The final statement makes it a requirement that there is a nominated key worker for every sarcoma patient. This includes patients whose care and treatment is co-ordinated through a site MDT (such as Upper GI or Gynae). It makes it an imperative that in agreeing that a site MDT can look after a patient this statement is observed by the site MDT. There is also the implication that a single person in a sarcoma MDT is not adequate for this role. Illness, holidays, training all take people away from their duties and it is essential that patients do not lose this kind of contact. So trained cover is a minimum requirement.

At first sight these standards look quite gentle. Close examination shows that there are some big nitty-gritty issues hidden in them, as I am sure you can see, and it will be something of a challenge to attitudes and behaviour to make this work. The sarcoma network in England has been slowly coming together and with the BSG now properly constituted and ready to take some actions and decisions, together with a Sarcoma CRG which is clinically led and has a role with commissioners, we have a structure which could initiate action and deliver new benefit to patients.

Cast into oblivion

Among the cancer drugs refused continuing funding through the revised Cancer Drugs Fund are three treatments for sarcoma, one of the groups of rare cancers.

Sarcoma patients are used to discrimination through rarity – they have suffered for decades. When a drug company decides to test its new treatments in sarcoma it is welcomed, but few drugs survive the trials process. When one does survive, showing benefit to patients, it is fair to expect it to be accepted by funding bodies such as the NHS.

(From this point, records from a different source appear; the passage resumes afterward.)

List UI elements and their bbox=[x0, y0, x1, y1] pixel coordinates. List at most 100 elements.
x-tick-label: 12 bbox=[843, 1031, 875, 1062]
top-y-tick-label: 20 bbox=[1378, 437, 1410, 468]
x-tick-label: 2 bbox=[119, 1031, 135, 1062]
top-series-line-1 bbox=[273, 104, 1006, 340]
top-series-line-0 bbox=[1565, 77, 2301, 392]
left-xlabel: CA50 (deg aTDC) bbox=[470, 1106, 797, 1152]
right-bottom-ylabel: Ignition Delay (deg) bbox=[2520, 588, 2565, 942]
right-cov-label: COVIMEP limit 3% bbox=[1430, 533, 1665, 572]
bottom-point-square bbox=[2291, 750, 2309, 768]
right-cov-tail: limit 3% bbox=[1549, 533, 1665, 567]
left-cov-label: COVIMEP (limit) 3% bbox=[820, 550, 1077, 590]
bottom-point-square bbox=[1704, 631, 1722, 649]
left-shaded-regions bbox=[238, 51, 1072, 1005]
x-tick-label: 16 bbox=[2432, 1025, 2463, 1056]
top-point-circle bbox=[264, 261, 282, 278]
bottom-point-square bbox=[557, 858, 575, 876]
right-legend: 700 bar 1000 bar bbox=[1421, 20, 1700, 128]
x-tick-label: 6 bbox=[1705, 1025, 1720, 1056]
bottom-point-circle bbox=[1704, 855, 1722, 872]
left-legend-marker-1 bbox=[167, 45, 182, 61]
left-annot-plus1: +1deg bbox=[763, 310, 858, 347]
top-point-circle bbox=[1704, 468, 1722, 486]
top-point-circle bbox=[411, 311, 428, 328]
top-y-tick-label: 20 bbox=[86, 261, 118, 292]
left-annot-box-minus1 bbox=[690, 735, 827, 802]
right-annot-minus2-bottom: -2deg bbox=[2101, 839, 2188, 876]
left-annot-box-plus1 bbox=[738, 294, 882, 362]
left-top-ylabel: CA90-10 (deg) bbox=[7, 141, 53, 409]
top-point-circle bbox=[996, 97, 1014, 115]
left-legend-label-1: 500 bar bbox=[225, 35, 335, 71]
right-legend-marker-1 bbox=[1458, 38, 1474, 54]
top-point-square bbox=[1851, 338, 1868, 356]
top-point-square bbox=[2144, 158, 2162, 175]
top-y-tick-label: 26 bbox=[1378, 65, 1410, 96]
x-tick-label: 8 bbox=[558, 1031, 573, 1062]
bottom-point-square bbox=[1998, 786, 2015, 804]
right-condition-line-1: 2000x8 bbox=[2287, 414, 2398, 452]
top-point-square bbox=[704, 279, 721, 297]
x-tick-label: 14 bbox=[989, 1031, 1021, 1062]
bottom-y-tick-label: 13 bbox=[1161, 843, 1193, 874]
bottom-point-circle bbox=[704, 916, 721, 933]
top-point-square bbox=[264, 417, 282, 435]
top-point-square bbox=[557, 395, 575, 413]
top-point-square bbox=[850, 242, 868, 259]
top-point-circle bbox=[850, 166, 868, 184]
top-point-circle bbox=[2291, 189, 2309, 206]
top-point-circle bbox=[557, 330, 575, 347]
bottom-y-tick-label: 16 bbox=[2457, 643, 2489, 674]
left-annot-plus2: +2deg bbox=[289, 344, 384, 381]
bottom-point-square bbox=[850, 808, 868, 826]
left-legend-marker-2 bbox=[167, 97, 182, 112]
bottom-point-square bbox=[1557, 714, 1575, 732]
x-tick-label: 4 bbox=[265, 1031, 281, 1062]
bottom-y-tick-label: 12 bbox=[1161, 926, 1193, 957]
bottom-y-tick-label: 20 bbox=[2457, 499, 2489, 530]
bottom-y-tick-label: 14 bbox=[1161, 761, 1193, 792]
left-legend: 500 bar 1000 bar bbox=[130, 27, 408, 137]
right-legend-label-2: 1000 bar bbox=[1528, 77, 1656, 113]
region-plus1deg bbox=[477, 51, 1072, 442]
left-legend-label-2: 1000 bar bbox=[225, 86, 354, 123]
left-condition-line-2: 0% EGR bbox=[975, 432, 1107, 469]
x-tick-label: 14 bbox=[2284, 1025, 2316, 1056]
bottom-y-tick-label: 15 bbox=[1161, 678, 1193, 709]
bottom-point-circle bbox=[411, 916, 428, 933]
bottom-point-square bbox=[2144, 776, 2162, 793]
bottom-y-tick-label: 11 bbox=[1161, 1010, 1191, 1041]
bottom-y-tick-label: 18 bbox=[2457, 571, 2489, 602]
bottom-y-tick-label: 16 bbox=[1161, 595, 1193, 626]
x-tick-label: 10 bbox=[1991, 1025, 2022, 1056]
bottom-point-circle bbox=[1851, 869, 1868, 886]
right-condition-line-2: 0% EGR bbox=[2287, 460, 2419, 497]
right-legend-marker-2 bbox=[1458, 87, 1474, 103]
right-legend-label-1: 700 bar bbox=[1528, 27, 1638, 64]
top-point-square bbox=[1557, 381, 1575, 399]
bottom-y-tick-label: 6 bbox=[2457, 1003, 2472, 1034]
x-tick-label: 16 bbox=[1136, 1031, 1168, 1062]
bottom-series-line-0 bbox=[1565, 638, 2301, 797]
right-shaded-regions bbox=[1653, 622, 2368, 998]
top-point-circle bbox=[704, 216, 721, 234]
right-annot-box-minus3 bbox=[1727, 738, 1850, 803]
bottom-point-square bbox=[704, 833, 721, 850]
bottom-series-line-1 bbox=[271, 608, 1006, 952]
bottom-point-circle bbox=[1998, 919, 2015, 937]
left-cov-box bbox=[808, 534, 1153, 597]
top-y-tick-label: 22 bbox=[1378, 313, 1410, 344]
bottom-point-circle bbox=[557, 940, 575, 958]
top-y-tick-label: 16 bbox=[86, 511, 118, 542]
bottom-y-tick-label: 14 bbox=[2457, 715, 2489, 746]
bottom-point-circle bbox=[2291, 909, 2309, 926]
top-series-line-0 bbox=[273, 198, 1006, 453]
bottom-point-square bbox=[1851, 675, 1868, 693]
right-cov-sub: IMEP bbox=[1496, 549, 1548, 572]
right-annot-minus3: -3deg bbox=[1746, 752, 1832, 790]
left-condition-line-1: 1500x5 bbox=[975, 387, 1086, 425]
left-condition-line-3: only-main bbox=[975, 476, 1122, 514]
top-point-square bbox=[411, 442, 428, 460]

Two recent drugs that have come through this process are pazopanib (Votrient) for advanced soft tissue sarcoma and regorafenib (Stivarga) for 3rd line use with GIST. Another drug, pegylated doxorubicin (Caelyx) had shown real value for the treatment of cardiac sarcoma patients.

The first two have been refused appraisals by NICE because it is judged they are applicable to so few patients that the costs would be disproportionate. The third will never be appraised by NICE because it is an off-label treatment for which a licensed indication is unlikely when only a handful of patients are treated each year.

All have now been refused funding by the Cancer Drugs Fund. I estimate that they account for between £1 to £2m of the CDF budget and more than 10% of the refused drugs.

They have no other route to NHS approval. They represent half of the new generation drugs licensed for sarcoma. Patients have been benefiting but now, using criteria valid for commoner cancers but not for rare situations, they have been de-listed.

This is blatant discrimination against rarity.